The methylation of cytoplasmic ribosomal RNA of cultured sycamore cells (Acer pseudoplatanus L.) was investigated. Labelled 17-S and 26-S rRNA were prepared from cells that had been incubated with either [32P]phosphate, [Me-3H]methionine or [Me-14C]methionine. Ion-exchange resin chromatography of 0.3 M KOH or 1 M HCl hydrolysates and two-dimensional chromatographic analyses of phosphodiesterase plus phosphatase digests of 17-S and 26-S rRNA were performed. 17-S and 26-S rRNA contain 49 and 91 methyl groups per molecule, respectively. These values were verified in sevemral ways. The high degree of methylation of sycamore rRNA, particularly for the 26-S rRNA, contrasts with the situation in all other investigated organisms. Several methylated bases were identified. 7-Methylguanine and 5-methylcytosine both occur in 17-S and 26-S rRNA. N6-Methyladenine and N6,N6-dimethyladenine are restricted to the 17-S rRNA while 3-methyluracil and 1-methyladenine occur in the 26-S rRNA. One hypermodified uridine was also tentatively identified in the small rRNA. In 17-S rRNA, there is one copy of 7-methylguanine, N6-methyladenine and hypermodified uridine and two copies of N6,N6-dimethyladenine. 3-Methyluracil, 1-methyladenine and 5-methylcytosine occur twice, twice and three times, respectively, in 26-S rRNA. 7-Methylguanine and 5-methylcytosine are only in submolar amounts in the 26-S and 17-S rRNA, respectively. There are 40 +/- 2 and 83 +/- 3 2'-O-methylriboses per 17-S and 26-S rRNA molecule, respectively. In addition to the four 2'-O-methylnucleosides, one 2'-O-methylpseudouridine is present in the 17-S rRNA. Several lines of evidence argues for a non-random distribution of the methylriboses. In particular, one and seven Nm-Nm-Np structures occur in the 17-S and 26-S rRNA, respectively. The data are discussed comparatively with the methylation pattern of Escherichia coli, yeast and HeLa cell rRNA.

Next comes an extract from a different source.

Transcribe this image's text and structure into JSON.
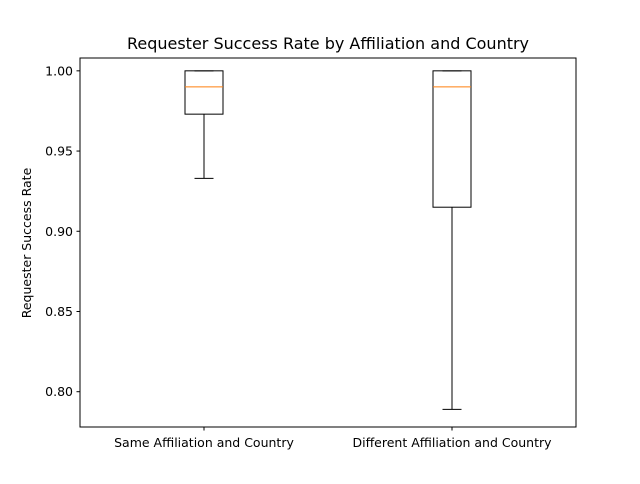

Partial base-methylation and other structural differences in the 17 S ribosomal RNA of sycamore cells during growth in cell culture.

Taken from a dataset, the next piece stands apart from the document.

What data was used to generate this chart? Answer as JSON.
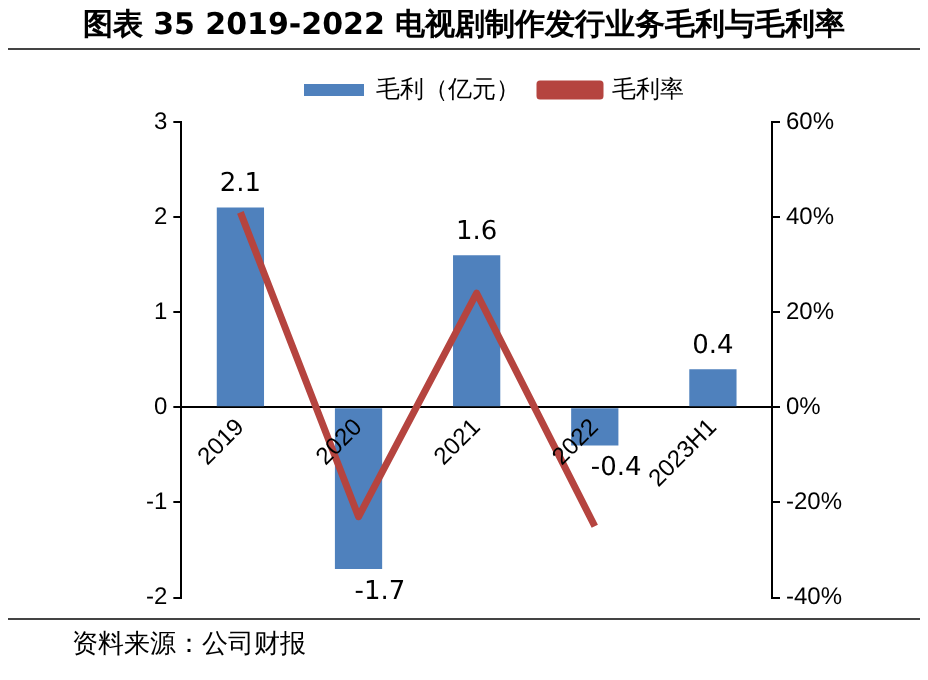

Sycamore (Acer pseudoplatanus L.) cytoplasmic rRNA was investigated in rapidly dividing cells, cells starting mitosis after the lag phase of growth (4 days) induced by deconditioning of the culture medium and also in growth-arrested cells from 10 day-old cultures deprived of exogenous auxin (i.e. exponential, early exponential and 2,4-dichlorophenoxyacetic acid (2,4-D)-deprived cultures). rRNA was extracted and purified from mixed 14C-labelled exponential cultures and 3H-labelled early exponential cultures. A 14C-labelled exponential culture and a 3H-labelled 2,4-D-deprived culture were analyzed in the same way. The 17 S rRNA molecules from both early exponential and 2,4-D-deprived cultures displayed a lower electrophoretic mobility on polyacrylamide gels than those from exponential cultures. Alkaline and acid hydrolysates of purified 17 S rRNA labelled on the phosphate groups or the methyl groups were analyzed on ion-exchange resins. There was no change in the extent of ribose methylation of the molecule from the three different cultures. However, the base methylation of the 17 S rRNA was decreased in early exponential cultures and in 2,4-D-deprived cultures. Part of the molecules synthesized in early exponential cultures specifically lacked 7-methylguanine, N6-methyladenine and N6,N6-dimethyladenine. The possible significance of these changes in the 17 S rRNA were discussed.